Conçue en France comme un métier, un loisir ou plus rarement un art, la photographie se trouve érigée en fait culturel majeur en moins d’une génération. Alors que le reportage s’était imposé comme son grand repère, elle ne trouve désormais plus dans la presse son seul lieu d’expression. La photographie en France connaît une métamorphose.
Ce sera désormais l’aventure des auteurs, et la quête de modèles plus littéraires et artistiques – ce qui n’empêche pas l’engagement social ou politique. La photographie aspire dès lors à devenir un moyen d’expression à part entière.
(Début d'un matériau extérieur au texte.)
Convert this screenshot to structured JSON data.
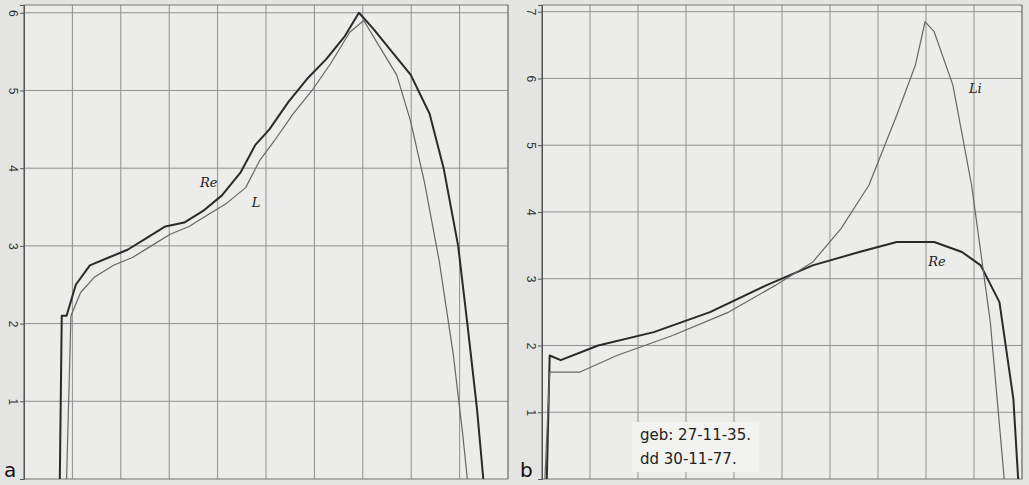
{
  "chart_data": [
    {
      "type": "line",
      "title": "a",
      "grid": true,
      "tick_labels": "y",
      "xlim": [
        0,
        100
      ],
      "xticks": [
        0,
        10,
        20,
        30,
        40,
        50,
        60,
        70,
        80,
        90,
        100
      ],
      "ylim": [
        0,
        6.1
      ],
      "yticks": [
        1,
        2,
        3,
        4,
        5,
        6
      ],
      "series": [
        {
          "name": "Re",
          "color": "#2a2a2a",
          "x": [
            7.4,
            7.8,
            8.8,
            10.7,
            13.6,
            17.5,
            21.4,
            25.3,
            29.2,
            33.1,
            37.0,
            40.9,
            44.8,
            47.8,
            50.7,
            54.6,
            58.5,
            62.4,
            66.3,
            69.2,
            72.1,
            76.0,
            79.9,
            83.8,
            86.7,
            89.7,
            91.6,
            93.6,
            94.9
          ],
          "values": [
            0,
            2.1,
            2.1,
            2.5,
            2.75,
            2.85,
            2.95,
            3.1,
            3.25,
            3.3,
            3.45,
            3.65,
            3.95,
            4.3,
            4.5,
            4.85,
            5.15,
            5.4,
            5.7,
            6.0,
            5.8,
            5.5,
            5.2,
            4.7,
            4.0,
            3.0,
            2.0,
            0.9,
            0
          ]
        },
        {
          "name": "L",
          "color": "#666666",
          "x": [
            8.8,
            9.7,
            11.7,
            14.6,
            18.5,
            22.4,
            26.3,
            30.2,
            34.1,
            38.0,
            41.9,
            45.8,
            48.7,
            51.7,
            55.6,
            59.5,
            63.4,
            67.3,
            70.2,
            73.1,
            77.0,
            79.9,
            82.8,
            85.8,
            88.7,
            90.6,
            91.6
          ],
          "values": [
            0,
            2.1,
            2.4,
            2.6,
            2.75,
            2.85,
            3.0,
            3.15,
            3.25,
            3.4,
            3.55,
            3.75,
            4.1,
            4.35,
            4.7,
            5.0,
            5.35,
            5.75,
            5.9,
            5.6,
            5.2,
            4.6,
            3.8,
            2.8,
            1.6,
            0.6,
            0
          ]
        }
      ]
    },
    {
      "type": "line",
      "title": "b",
      "grid": true,
      "tick_labels": "y",
      "xlim": [
        0,
        100
      ],
      "xticks": [
        0,
        10,
        20,
        30,
        40,
        50,
        60,
        70,
        80,
        90,
        100
      ],
      "ylim": [
        0,
        7.1
      ],
      "yticks": [
        1,
        2,
        3,
        4,
        5,
        6,
        7
      ],
      "annotations": [
        {
          "text": "geb: 27-11-35."
        },
        {
          "text": "dd 30-11-77."
        }
      ],
      "series": [
        {
          "name": "Re",
          "color": "#2a2a2a",
          "x": [
            1.0,
            1.6,
            3.9,
            11.7,
            23.3,
            35.0,
            46.7,
            56.4,
            66.1,
            73.9,
            81.7,
            87.5,
            91.4,
            95.3,
            98.2,
            99.2
          ],
          "values": [
            0,
            1.85,
            1.78,
            2.0,
            2.2,
            2.5,
            2.9,
            3.2,
            3.4,
            3.55,
            3.55,
            3.4,
            3.2,
            2.65,
            1.2,
            0
          ]
        },
        {
          "name": "Li",
          "color": "#666666",
          "x": [
            0.6,
            1.6,
            7.8,
            15.6,
            27.2,
            38.9,
            48.6,
            56.4,
            62.3,
            68.1,
            73.9,
            77.8,
            79.8,
            81.7,
            85.6,
            89.5,
            93.4,
            96.3
          ],
          "values": [
            0,
            1.6,
            1.6,
            1.85,
            2.15,
            2.5,
            2.9,
            3.25,
            3.75,
            4.4,
            5.45,
            6.2,
            6.85,
            6.7,
            5.9,
            4.4,
            2.35,
            0
          ]
        }
      ]
    }
  ]
}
Après la page du journal, c’est la cimaise du musée ou la page du livre d’artiste, qui forge sa légitimité.
Pour relever le défi de la création, les photographes français réinventent l’idée même de photographie, changent de format comme de sujet.
Le modèle de la photographie américaine s’impose, comme dans la musique ou le cinéma. Mais cette « influence » rencontre un milieu de la photographie en pleine réflexion. Ce que l’on appellera plus tard la « french théorie » (philosophie, sciences humaines et du langage) enrichit les débats et inspire les photographes. Entre la fin des années 1960 et celle des années 1980 – symboliquement entre deux moments historiques, Mai 68 et la chute du mur de Berlin –, la photographie ne ressemble plus à celle, dite « humaniste », que l’on voyait jusqu’alors en France. À la fois plus subjectives et plus intellectuelles, les années 1970-1980 sont celles d’une génération qui voit l’entrée de la photographie dans l’art contemporain. Les formats explosent, la couleur s’impose, l’esthétique devient la préoccupation première. Les institutions naissent, à l’instar du Centre national de la photographie : celle-ci a conquis son autonomie, au même titre que le théâtre, la littérature ou le cinéma. Mais elle reste le grand médium du réel. Les photographes mènent une action déterminée
pour représenter un pays qui sort peu à peu des Trente Glorieuses et affronte le temps des crises économiques.
À cette époque où la photographie doit gagner sa légitimité, chaque œuvre devient un manifeste: plus qu’une image, la photographie est devenue une culture.